Chancellor George Osborne's deficit-busting plans are back on track after official figures revealed a slight reduction in the amount of money borrowed by the Government in May.
Public sector net borrowing, excluding financial intervention such as bank bailouts, was £17.4 billion, compared to £18.5 billion in the same month last year.
The Chancellor was dealt a blow last month when public borrowing for April came in far higher than expectations - in the first month that the Government's spending cuts should have started to kick in.
The May figure - in line with City expectations - brings total public borrowing for the financial year to date to £27.4 billion.
Tax and spending watchdog the Office for Budget Responsibility (OBR) has forecast total public borrowing for the year to March 2012 of £122 billion, which has been adopted as a target by the Government.
The coalition borrowed £143.2 billion in the last financial year, slightly less than the £146 billion forecast by the OBR. Public borrowing decreased last month after an 8.2% year-on-year increase in tax receipts to £38 billion overshadowed a 2.2% increase in Government spending to £51.7 billion.

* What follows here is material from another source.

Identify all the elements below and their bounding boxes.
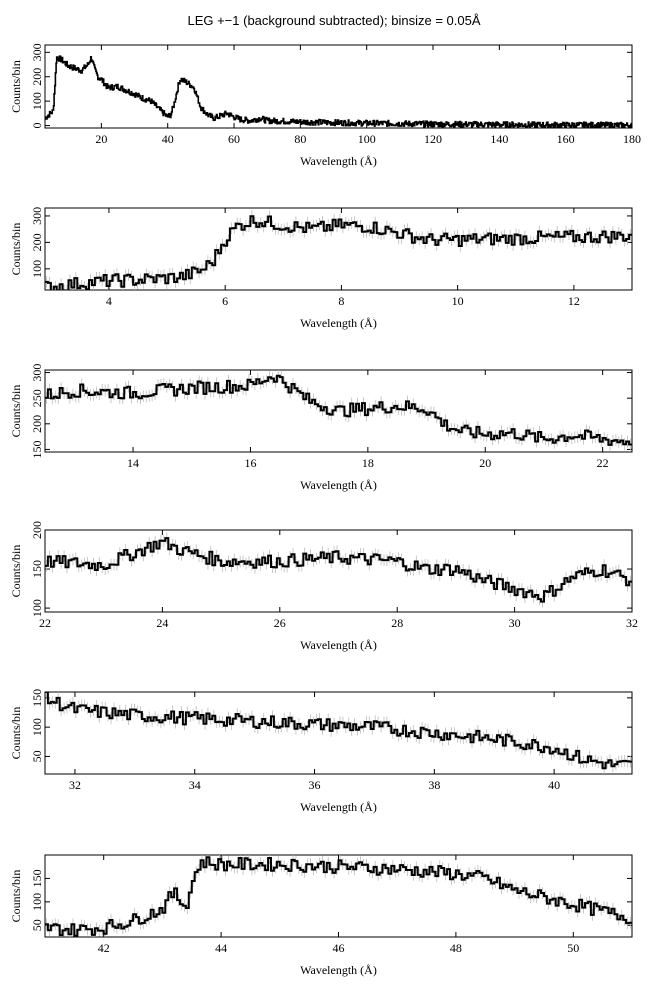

Within the Government's tax receipts was a 16.7% increase in value added tax (VAT) takings, compared to May last year, which reflects the VAT increase from 17.5% to 20% introduced in January.
But, within expenditure, the figures showed the Government is still struggling to keep a lid on its soaring interest payments, which saw the largest year-on-year spending increase of 8.9% to £4.4 billion.
Elsewhere, the figures showed net debt, excluding financial interventions, was £920.9 billion, equivalent to 60.6% of gross domestic product (GDP), a record high.
The Chancellor received a boost earlier this month after the International Monetary Fund endorsed his deficit-reduction plans, adding that they "remained essential". But economists have warned that the impact of the cuts may damage the faltering economic recovery, which in turn would reduce the Government's tax income.